The London Stock Exchange’s March 3 disclosure raised fears that Her Majesty’s Revenue and Customs, the U.K. tax authority, is using it more aggressively than originally planned. However, while the first part targets the corporate structures of foreign multinationals, the second part of the DPT laws focuses on U.K. multinationals as much as their overseas peers.
“Looking at the big picture, it does potentially include a lot of U.K. multinationals,” Malcolm Joy, a London-based tax partner at BDO, told Bloomberg BNA May 12. “People are fearful of DPT, and part of the reason why is that it’s new, and there’s so much room for interpretation on how it would apply.”
U.K. Tax Structures
The guidance from Her Majesty’s Revenue and Customs, or HMRC, on the DPT says that “many cases” will relate to the tax planning of non-U.K. companies. Yet it also warns that “wholly domestic structures” may also apply if companies secure a U.K. tax deduction.
While the first part of the DPT laws focus on whether foreign companies are avoiding a taxable U.K. presence, the second part targets arrangements or transactions that lack economic substance. These structures deliberately exploit tax mismatches and can reduce companies’ U.K. and overseas taxes.
Any U.K. multinational or a U.K. subsidiary of a foreign multinational suspected of diverting profits through these mis-matched structures will face a test to prove that the arrangements differ in “some material way” to tax planning that doesn’t attempt to avoid taxes, according to HMRC’s guidance.
The DPT’s tests are “very complex” with parts that are “subjective,” according to PwC. The economic substance test “is of particular concern because it narrowly focuses on activities and functions.”
Taxable Presence
Relating to the first part of the DPT, the U.K.’s efforts to crack down on foreign companies avoiding a taxable presence—known as a permanent establishment—overlaps with efforts from the OECD and Group of 20 countries to combat tax avoidance strategies used by multinationals.
Because it has the DPT, though, the U.K. has chosen not to adopt the OECD’s wider definition of a PE, a move that risked upsetting countries that had already signed up for the policy. Since then, Australia has adopted a similar measure based on the U.K.’s diverted profits tax with a higher penalty rate at 40 percent.
According to BDO’s Joy, former Chancellor George Osborne’s move to announce the U.K.’s DPT in December 2014 “raised eyebrows,” as it went against the collaborative nature of the OECD’s 15-point Action Plan on Base Erosion and Profit Shifting from multinational companies.

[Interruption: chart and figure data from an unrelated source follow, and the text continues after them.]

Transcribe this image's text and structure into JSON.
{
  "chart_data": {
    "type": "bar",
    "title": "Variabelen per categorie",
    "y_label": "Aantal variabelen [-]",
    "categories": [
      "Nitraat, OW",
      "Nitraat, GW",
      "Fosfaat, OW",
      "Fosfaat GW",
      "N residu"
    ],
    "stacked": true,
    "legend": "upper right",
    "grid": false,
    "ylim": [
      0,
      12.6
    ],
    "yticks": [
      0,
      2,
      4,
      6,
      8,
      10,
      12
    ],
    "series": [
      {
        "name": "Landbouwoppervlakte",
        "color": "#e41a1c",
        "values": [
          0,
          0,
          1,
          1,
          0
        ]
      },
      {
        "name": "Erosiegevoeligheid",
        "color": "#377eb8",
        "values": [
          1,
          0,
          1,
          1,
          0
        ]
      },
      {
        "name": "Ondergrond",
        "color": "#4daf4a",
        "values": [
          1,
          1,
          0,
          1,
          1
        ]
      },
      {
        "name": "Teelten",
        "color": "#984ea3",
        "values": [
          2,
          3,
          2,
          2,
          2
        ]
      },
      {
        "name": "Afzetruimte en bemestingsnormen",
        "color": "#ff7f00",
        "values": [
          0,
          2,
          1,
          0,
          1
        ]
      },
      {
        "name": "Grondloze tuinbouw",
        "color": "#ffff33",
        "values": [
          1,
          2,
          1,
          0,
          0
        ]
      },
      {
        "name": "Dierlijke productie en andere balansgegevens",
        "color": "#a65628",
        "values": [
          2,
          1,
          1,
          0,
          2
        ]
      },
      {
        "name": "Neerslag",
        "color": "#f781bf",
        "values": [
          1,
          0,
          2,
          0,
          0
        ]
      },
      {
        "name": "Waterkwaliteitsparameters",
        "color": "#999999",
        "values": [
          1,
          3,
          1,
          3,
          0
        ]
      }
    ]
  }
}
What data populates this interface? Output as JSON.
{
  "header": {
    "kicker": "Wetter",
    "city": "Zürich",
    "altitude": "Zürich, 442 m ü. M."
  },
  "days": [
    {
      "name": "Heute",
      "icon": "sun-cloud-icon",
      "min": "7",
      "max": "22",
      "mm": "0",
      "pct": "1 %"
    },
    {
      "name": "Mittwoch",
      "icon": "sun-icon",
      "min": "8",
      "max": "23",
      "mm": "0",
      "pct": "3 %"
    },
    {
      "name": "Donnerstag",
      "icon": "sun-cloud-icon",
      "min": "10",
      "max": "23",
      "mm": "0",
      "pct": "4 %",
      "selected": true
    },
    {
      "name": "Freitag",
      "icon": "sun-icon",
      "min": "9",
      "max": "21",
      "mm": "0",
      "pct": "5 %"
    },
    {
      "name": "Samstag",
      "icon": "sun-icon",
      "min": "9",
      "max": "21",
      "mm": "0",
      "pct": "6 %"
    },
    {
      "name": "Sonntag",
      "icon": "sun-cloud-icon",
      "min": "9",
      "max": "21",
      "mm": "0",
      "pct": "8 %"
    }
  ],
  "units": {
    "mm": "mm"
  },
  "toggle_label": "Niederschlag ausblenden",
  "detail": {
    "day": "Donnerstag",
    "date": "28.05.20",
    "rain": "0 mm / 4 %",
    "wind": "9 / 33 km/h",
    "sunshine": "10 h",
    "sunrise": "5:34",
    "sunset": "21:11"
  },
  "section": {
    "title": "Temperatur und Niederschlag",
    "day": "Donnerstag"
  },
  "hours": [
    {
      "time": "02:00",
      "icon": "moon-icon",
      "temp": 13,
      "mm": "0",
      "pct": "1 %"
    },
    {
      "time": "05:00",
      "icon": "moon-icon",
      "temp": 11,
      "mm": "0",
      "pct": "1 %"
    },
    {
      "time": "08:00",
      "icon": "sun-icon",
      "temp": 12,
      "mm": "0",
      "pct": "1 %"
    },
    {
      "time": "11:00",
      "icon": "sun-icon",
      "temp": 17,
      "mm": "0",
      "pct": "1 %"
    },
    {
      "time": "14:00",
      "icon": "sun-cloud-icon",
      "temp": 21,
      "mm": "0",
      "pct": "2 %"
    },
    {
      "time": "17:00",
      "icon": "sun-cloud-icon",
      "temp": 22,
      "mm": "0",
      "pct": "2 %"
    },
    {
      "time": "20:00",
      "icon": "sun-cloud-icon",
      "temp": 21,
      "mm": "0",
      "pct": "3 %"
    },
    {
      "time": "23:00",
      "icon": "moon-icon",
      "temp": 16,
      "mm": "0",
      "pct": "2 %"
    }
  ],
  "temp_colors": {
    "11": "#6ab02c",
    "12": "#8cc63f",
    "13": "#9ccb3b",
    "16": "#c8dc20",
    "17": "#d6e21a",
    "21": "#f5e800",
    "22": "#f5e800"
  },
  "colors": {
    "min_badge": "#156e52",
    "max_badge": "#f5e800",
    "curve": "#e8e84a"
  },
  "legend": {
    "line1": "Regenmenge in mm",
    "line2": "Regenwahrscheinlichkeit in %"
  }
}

U.K. multinationals “will be doing a DPT review to see what arrangements they have and what could be attacked” by HMRC, he told Bloomberg BNA. “If the Revenue comes along and says to a company that they will issue a notice” on DPT, “the cards are obviously stacked in their favor.”
Diageo to Dispute
Diageo, the world’s biggest distiller, said May 10 it “does not believe” it falls in scope of the DPT. To challenge HMRC’s assessment, the company will have to pay the assessed total and then work with the tax authority to resolve the issue. The company has made “no provision” for the tax, it added.

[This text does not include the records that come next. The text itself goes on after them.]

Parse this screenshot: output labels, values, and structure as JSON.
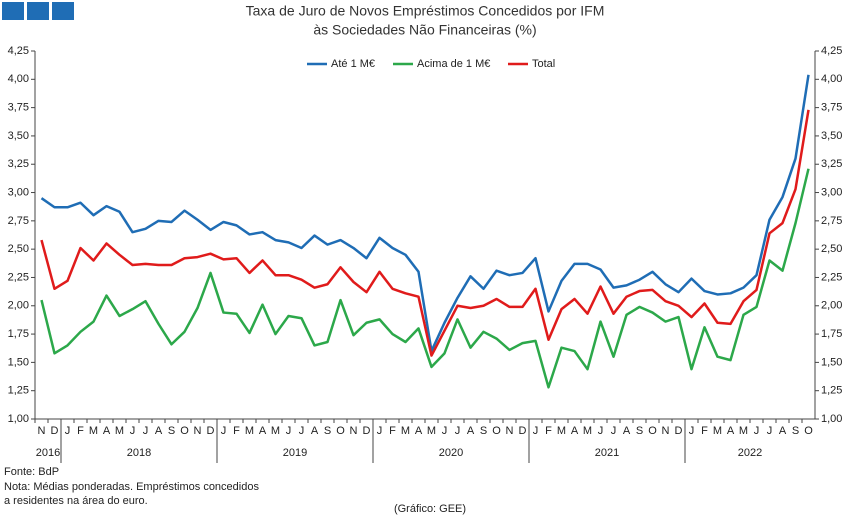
{
  "chart_data": {
    "type": "line",
    "title": "Taxa de Juro de Novos Empréstimos Concedidos por IFM",
    "subtitle": "às Sociedades Não Financeiras (%)",
    "categories": [
      "N",
      "D",
      "J",
      "F",
      "M",
      "A",
      "M",
      "J",
      "J",
      "A",
      "S",
      "O",
      "N",
      "D",
      "J",
      "F",
      "M",
      "A",
      "M",
      "J",
      "J",
      "A",
      "S",
      "O",
      "N",
      "D",
      "J",
      "F",
      "M",
      "A",
      "M",
      "J",
      "J",
      "A",
      "S",
      "O",
      "N",
      "D",
      "J",
      "F",
      "M",
      "A",
      "M",
      "J",
      "J",
      "A",
      "S",
      "O",
      "N",
      "D",
      "J",
      "F",
      "M",
      "A",
      "M",
      "J",
      "J",
      "A",
      "S",
      "O"
    ],
    "years": [
      "2016",
      "2018",
      "2019",
      "2020",
      "2021",
      "2022"
    ],
    "series": [
      {
        "name": "Até 1 M€",
        "color": "#1f6db5",
        "values": [
          2.95,
          2.87,
          2.87,
          2.91,
          2.8,
          2.88,
          2.83,
          2.65,
          2.68,
          2.75,
          2.74,
          2.84,
          2.76,
          2.67,
          2.74,
          2.71,
          2.63,
          2.65,
          2.58,
          2.56,
          2.51,
          2.62,
          2.54,
          2.58,
          2.51,
          2.42,
          2.6,
          2.51,
          2.45,
          2.3,
          1.6,
          1.85,
          2.07,
          2.26,
          2.15,
          2.31,
          2.27,
          2.29,
          2.42,
          1.95,
          2.22,
          2.37,
          2.37,
          2.32,
          2.16,
          2.18,
          2.23,
          2.3,
          2.19,
          2.12,
          2.24,
          2.13,
          2.1,
          2.11,
          2.16,
          2.27,
          2.76,
          2.96,
          3.3,
          4.04
        ]
      },
      {
        "name": "Acima de 1 M€",
        "color": "#2ca84a",
        "values": [
          2.05,
          1.58,
          1.65,
          1.77,
          1.86,
          2.09,
          1.91,
          1.97,
          2.04,
          1.84,
          1.66,
          1.77,
          1.98,
          2.29,
          1.94,
          1.93,
          1.76,
          2.01,
          1.75,
          1.91,
          1.89,
          1.65,
          1.68,
          2.05,
          1.74,
          1.85,
          1.88,
          1.75,
          1.68,
          1.8,
          1.46,
          1.58,
          1.88,
          1.63,
          1.77,
          1.71,
          1.61,
          1.67,
          1.69,
          1.28,
          1.63,
          1.6,
          1.44,
          1.86,
          1.55,
          1.92,
          1.99,
          1.94,
          1.86,
          1.9,
          1.44,
          1.81,
          1.55,
          1.52,
          1.92,
          1.99,
          2.4,
          2.31,
          2.73,
          3.21
        ]
      },
      {
        "name": "Total",
        "color": "#e01b1b",
        "values": [
          2.58,
          2.15,
          2.22,
          2.51,
          2.4,
          2.55,
          2.45,
          2.36,
          2.37,
          2.36,
          2.36,
          2.42,
          2.43,
          2.46,
          2.41,
          2.42,
          2.29,
          2.4,
          2.27,
          2.27,
          2.23,
          2.16,
          2.19,
          2.34,
          2.21,
          2.12,
          2.3,
          2.15,
          2.11,
          2.08,
          1.56,
          1.78,
          2.0,
          1.98,
          2.0,
          2.06,
          1.99,
          1.99,
          2.15,
          1.7,
          1.97,
          2.06,
          1.93,
          2.17,
          1.93,
          2.08,
          2.13,
          2.14,
          2.04,
          2.0,
          1.9,
          2.02,
          1.85,
          1.84,
          2.04,
          2.14,
          2.64,
          2.73,
          3.03,
          3.73
        ]
      }
    ],
    "ylim": [
      1,
      4.25
    ],
    "yticks": [
      {
        "value": 1,
        "label": "1,00"
      },
      {
        "value": 1.25,
        "label": "1,25"
      },
      {
        "value": 1.5,
        "label": "1,50"
      },
      {
        "value": 1.75,
        "label": "1,75"
      },
      {
        "value": 2,
        "label": "2,00"
      },
      {
        "value": 2.25,
        "label": "2,25"
      },
      {
        "value": 2.5,
        "label": "2,50"
      },
      {
        "value": 2.75,
        "label": "2,75"
      },
      {
        "value": 3,
        "label": "3,00"
      },
      {
        "value": 3.25,
        "label": "3,25"
      },
      {
        "value": 3.5,
        "label": "3,50"
      },
      {
        "value": 3.75,
        "label": "3,75"
      },
      {
        "value": 4,
        "label": "4,00"
      },
      {
        "value": 4.25,
        "label": "4,25"
      }
    ],
    "legend": "top",
    "notes": [
      "Fonte: BdP",
      "Nota: Médias ponderadas. Empréstimos concedidos",
      "a residentes na área do euro."
    ],
    "credit": "(Gráfico: GEE)"
  }
}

A spokeswoman for Diageo declined to comment further on the company’s May 10 statement.
A spokeswoman for the London Stock Exchange declined to comment further or provide an update on the company’s March 3 full-year results.

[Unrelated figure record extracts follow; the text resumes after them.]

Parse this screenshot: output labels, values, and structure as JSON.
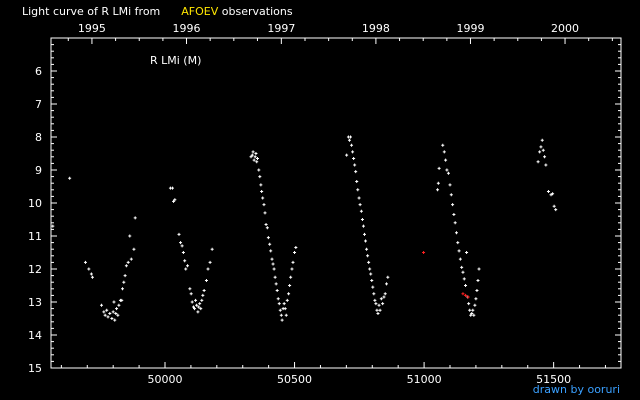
{
  "title": {
    "part1": "Light curve of R LMi from",
    "source": "AFOEV",
    "part2": "observations"
  },
  "credit": "drawn by ooruri",
  "colors": {
    "background": "#000000",
    "axis": "#ffffff",
    "points": "#ffffff",
    "highlight": "#ffe600",
    "outliers": "#ff2020",
    "credit": "#3aa0ff"
  },
  "chart_data": {
    "type": "scatter",
    "star_label": "R LMi (M)",
    "xlim": [
      49560,
      51760
    ],
    "ylim": [
      15,
      5
    ],
    "y_inverted": true,
    "x_ticks": [
      50000,
      50500,
      51000,
      51500
    ],
    "y_ticks": [
      6,
      7,
      8,
      9,
      10,
      11,
      12,
      13,
      14,
      15
    ],
    "year_ticks": [
      {
        "label": "1995",
        "x": 49718
      },
      {
        "label": "1996",
        "x": 50083
      },
      {
        "label": "1997",
        "x": 50449
      },
      {
        "label": "1998",
        "x": 50814
      },
      {
        "label": "1999",
        "x": 51179
      },
      {
        "label": "2000",
        "x": 51544
      }
    ],
    "series": [
      {
        "color": "#ffffff",
        "points": [
          [
            49567,
            10.7
          ],
          [
            49632,
            9.25
          ],
          [
            49693,
            11.8
          ],
          [
            49706,
            12.0
          ],
          [
            49716,
            12.15
          ],
          [
            49720,
            12.25
          ],
          [
            49755,
            13.1
          ],
          [
            49764,
            13.3
          ],
          [
            49769,
            13.4
          ],
          [
            49775,
            13.25
          ],
          [
            49780,
            13.45
          ],
          [
            49787,
            13.35
          ],
          [
            49795,
            13.5
          ],
          [
            49800,
            13.3
          ],
          [
            49803,
            13.0
          ],
          [
            49806,
            13.55
          ],
          [
            49810,
            13.35
          ],
          [
            49813,
            13.2
          ],
          [
            49818,
            13.4
          ],
          [
            49822,
            13.1
          ],
          [
            49828,
            12.95
          ],
          [
            49833,
            12.95
          ],
          [
            49836,
            12.6
          ],
          [
            49841,
            12.4
          ],
          [
            49846,
            12.2
          ],
          [
            49851,
            11.9
          ],
          [
            49858,
            11.8
          ],
          [
            49864,
            11.0
          ],
          [
            49870,
            11.7
          ],
          [
            49880,
            11.4
          ],
          [
            49885,
            10.45
          ],
          [
            50021,
            9.55
          ],
          [
            50029,
            9.55
          ],
          [
            50033,
            9.95
          ],
          [
            50038,
            9.9
          ],
          [
            50054,
            10.95
          ],
          [
            50060,
            11.2
          ],
          [
            50066,
            11.3
          ],
          [
            50071,
            11.5
          ],
          [
            50076,
            11.75
          ],
          [
            50080,
            12.0
          ],
          [
            50087,
            11.9
          ],
          [
            50096,
            12.6
          ],
          [
            50101,
            12.75
          ],
          [
            50105,
            13.0
          ],
          [
            50110,
            13.15
          ],
          [
            50114,
            13.2
          ],
          [
            50118,
            12.95
          ],
          [
            50122,
            13.1
          ],
          [
            50127,
            13.3
          ],
          [
            50130,
            13.15
          ],
          [
            50134,
            13.05
          ],
          [
            50138,
            13.2
          ],
          [
            50142,
            12.95
          ],
          [
            50146,
            12.8
          ],
          [
            50151,
            12.65
          ],
          [
            50160,
            12.35
          ],
          [
            50166,
            12.0
          ],
          [
            50174,
            11.8
          ],
          [
            50182,
            11.4
          ],
          [
            50332,
            8.6
          ],
          [
            50337,
            8.55
          ],
          [
            50340,
            8.45
          ],
          [
            50344,
            8.7
          ],
          [
            50348,
            8.6
          ],
          [
            50351,
            8.5
          ],
          [
            50354,
            8.75
          ],
          [
            50357,
            8.65
          ],
          [
            50362,
            9.0
          ],
          [
            50366,
            9.2
          ],
          [
            50370,
            9.45
          ],
          [
            50373,
            9.65
          ],
          [
            50377,
            9.85
          ],
          [
            50382,
            10.05
          ],
          [
            50386,
            10.3
          ],
          [
            50390,
            10.65
          ],
          [
            50395,
            10.75
          ],
          [
            50399,
            11.05
          ],
          [
            50404,
            11.25
          ],
          [
            50408,
            11.45
          ],
          [
            50413,
            11.7
          ],
          [
            50417,
            11.85
          ],
          [
            50421,
            12.0
          ],
          [
            50425,
            12.25
          ],
          [
            50429,
            12.45
          ],
          [
            50433,
            12.65
          ],
          [
            50437,
            12.9
          ],
          [
            50441,
            13.05
          ],
          [
            50445,
            13.25
          ],
          [
            50449,
            13.4
          ],
          [
            50452,
            13.55
          ],
          [
            50456,
            13.2
          ],
          [
            50460,
            13.05
          ],
          [
            50464,
            13.2
          ],
          [
            50468,
            13.4
          ],
          [
            50472,
            12.95
          ],
          [
            50477,
            12.75
          ],
          [
            50481,
            12.5
          ],
          [
            50485,
            12.25
          ],
          [
            50490,
            12.0
          ],
          [
            50494,
            11.8
          ],
          [
            50500,
            11.5
          ],
          [
            50505,
            11.35
          ],
          [
            50701,
            8.55
          ],
          [
            50708,
            8.0
          ],
          [
            50712,
            8.1
          ],
          [
            50716,
            8.0
          ],
          [
            50720,
            8.25
          ],
          [
            50724,
            8.45
          ],
          [
            50728,
            8.65
          ],
          [
            50732,
            8.85
          ],
          [
            50736,
            9.05
          ],
          [
            50740,
            9.35
          ],
          [
            50744,
            9.6
          ],
          [
            50749,
            9.85
          ],
          [
            50753,
            10.05
          ],
          [
            50758,
            10.25
          ],
          [
            50762,
            10.5
          ],
          [
            50766,
            10.7
          ],
          [
            50770,
            10.95
          ],
          [
            50774,
            11.15
          ],
          [
            50778,
            11.4
          ],
          [
            50782,
            11.6
          ],
          [
            50786,
            11.8
          ],
          [
            50790,
            12.0
          ],
          [
            50794,
            12.15
          ],
          [
            50798,
            12.35
          ],
          [
            50802,
            12.55
          ],
          [
            50806,
            12.75
          ],
          [
            50810,
            12.95
          ],
          [
            50814,
            13.05
          ],
          [
            50818,
            13.25
          ],
          [
            50822,
            13.35
          ],
          [
            50826,
            13.1
          ],
          [
            50830,
            13.25
          ],
          [
            50835,
            12.9
          ],
          [
            50840,
            13.05
          ],
          [
            50845,
            12.85
          ],
          [
            50850,
            12.75
          ],
          [
            50855,
            12.45
          ],
          [
            50860,
            12.25
          ],
          [
            51052,
            9.6
          ],
          [
            51058,
            8.95
          ],
          [
            51055,
            9.4
          ],
          [
            51072,
            8.25
          ],
          [
            51078,
            8.45
          ],
          [
            51083,
            8.7
          ],
          [
            51088,
            9.0
          ],
          [
            51094,
            9.1
          ],
          [
            51100,
            9.45
          ],
          [
            51105,
            9.75
          ],
          [
            51110,
            10.05
          ],
          [
            51115,
            10.35
          ],
          [
            51120,
            10.6
          ],
          [
            51125,
            10.9
          ],
          [
            51130,
            11.2
          ],
          [
            51135,
            11.45
          ],
          [
            51140,
            11.7
          ],
          [
            51145,
            11.95
          ],
          [
            51150,
            12.1
          ],
          [
            51155,
            12.3
          ],
          [
            51160,
            12.5
          ],
          [
            51164,
            11.5
          ],
          [
            51168,
            12.85
          ],
          [
            51172,
            13.05
          ],
          [
            51176,
            13.25
          ],
          [
            51180,
            13.4
          ],
          [
            51184,
            13.35
          ],
          [
            51188,
            13.25
          ],
          [
            51192,
            13.4
          ],
          [
            51196,
            13.1
          ],
          [
            51200,
            12.9
          ],
          [
            51204,
            12.65
          ],
          [
            51208,
            12.35
          ],
          [
            51212,
            12.0
          ],
          [
            51440,
            8.75
          ],
          [
            51446,
            8.45
          ],
          [
            51451,
            8.3
          ],
          [
            51456,
            8.1
          ],
          [
            51460,
            8.4
          ],
          [
            51465,
            8.6
          ],
          [
            51470,
            8.85
          ],
          [
            51480,
            9.65
          ],
          [
            51490,
            9.75
          ],
          [
            51496,
            9.72
          ],
          [
            51502,
            10.1
          ],
          [
            51508,
            10.2
          ]
        ]
      },
      {
        "color": "#ff2020",
        "points": [
          [
            50998,
            11.5
          ],
          [
            51150,
            12.75
          ],
          [
            51160,
            12.8
          ],
          [
            51170,
            12.85
          ]
        ]
      }
    ]
  }
}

In a May 12 emailed statement, a spokesman for HMRC said DPT is “designed to encourage large companies to change behaviors that are aimed at minimizing their tax liabilities, or they will face paying tax at a higher tax rate.” The DPT “isn’t targeted at specific sectors or companies.”
“When it first came in, HMRC and the Treasury said we don’t want people to pay and we just want companies to change behavior,” Nicholls told Bloomberg BNA. “Now that seems to have changed.”